|
WTC : des défaillances
mortelles
Selon le New York Times, la vie d'au moins
121 pompiers aurait pu être sauvée le 11 septembre, si le système radio
avait fonctionné.
La mort d'au
moins 121 pompiers aurait pu être évitée le 11 septembre, s'ils avaient pu
recevoir via leur talkie-walkie l'ordre d'évacuer la tour numéro 1 du World
Trade Center, qui s'est effondrée 29 minutes après la tour numéro 2, selon
une enquête du New York Times publiée dimanche.

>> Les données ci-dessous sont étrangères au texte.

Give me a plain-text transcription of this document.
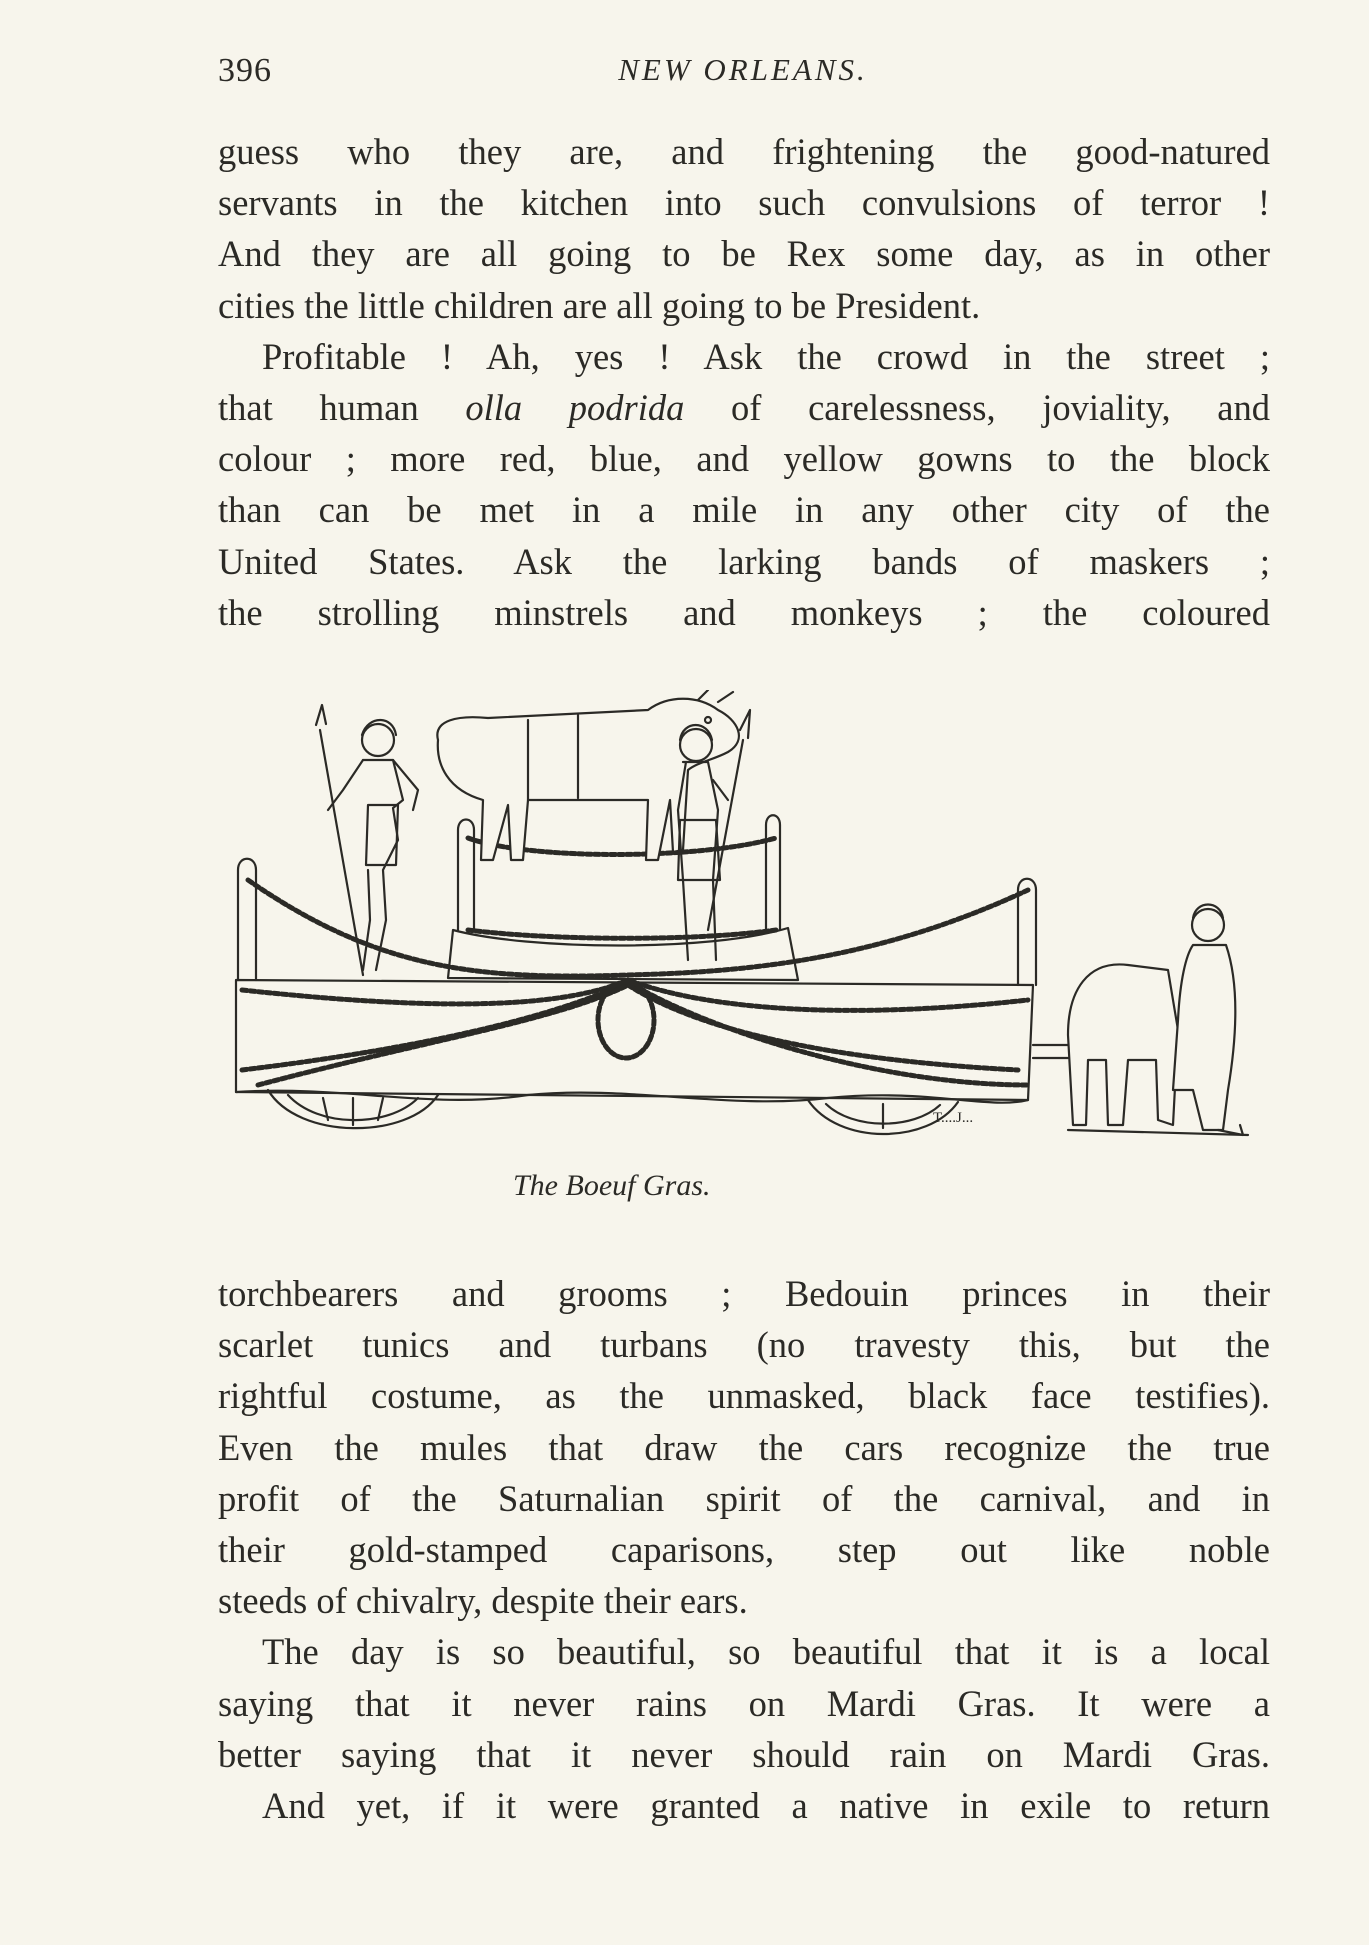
396	NEW ORLEANS.
guess who they are, and frightening the good-natured
servants in the kitchen into such convulsions of terror !
And they are all going to be Rex some day, as in other
cities the little children are all going to be President.
Profitable ! Ah, yes ! Ask the crowd in the street ;
that human olla podrida of carelessness, joviality, and
colour ; more red, blue, and yellow gowns to the block
than can be met in a mile in any other city of the
United States. Ask the larking bands of maskers ;
the strolling minstrels and monkeys ; the coloured
T....J...
The Boeuf Gras.
torchbearers and grooms ; Bedouin princes in their
scarlet tunics and turbans (no travesty this, but the
rightful costume, as the unmasked, black face testifies).
Even the mules that draw the cars recognize the true
profit of the Saturnalian spirit of the carnival, and in
their gold-stamped caparisons, step out like noble
steeds of chivalry, despite their ears.
The day is so beautiful, so beautiful that it is a local
saying that it never rains on Mardi Gras. It were a
better saying that it never should rain on Mardi Gras.
And yet, if it were granted a native in exile to return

Trois journalistes du quotidien ont, pendant plusieurs mois, interrogé une
centaine de pompiers, policiers et secouristes, étudié plus de mille pages
de rapports internes du Fire Department of New York (FDNY), écouté vingt
heures d'enregistrements de conversations radio de la police et des pompiers
et créé une base de données informatique pour gérer quelque 2.500
témoignages de témoins oculaires. Ils en concluent qu'un système de
télécommunications défaillant, une absence de coordination avec la police et
l'incapacité de mettre sur pied une stratégie à l'échelle de la catastrophe
ont coûté la vie à des centaines de soldats du feu.
"Aucune réponse"
L'enquête montre en effet les défaillances du système radio utilisé par les
soldats du feu, une technique vieille de 15 ans et qui avait déjà montré ses
points faibles lors de l'attaque au camion piégé contre le World Trade
Center en 1993. Le 11 septembre, le chef Joseph Callan se souvient ainsi
avoir lancé à 09H32 dans sa radio: "A toutes les unités dans la tour 1:
sortez, descendez dans le lobby. Mais nous ne recevions aucune réponse. Cela
nous inquiétait beaucoup". A l'inverse, les télécommunications des policiers
ont beaucoup mieux fonctionné, ce qui a permis l'évacuation de nombre
d'entre eux. Seuls 23 ont péri, contre 343 pompiers.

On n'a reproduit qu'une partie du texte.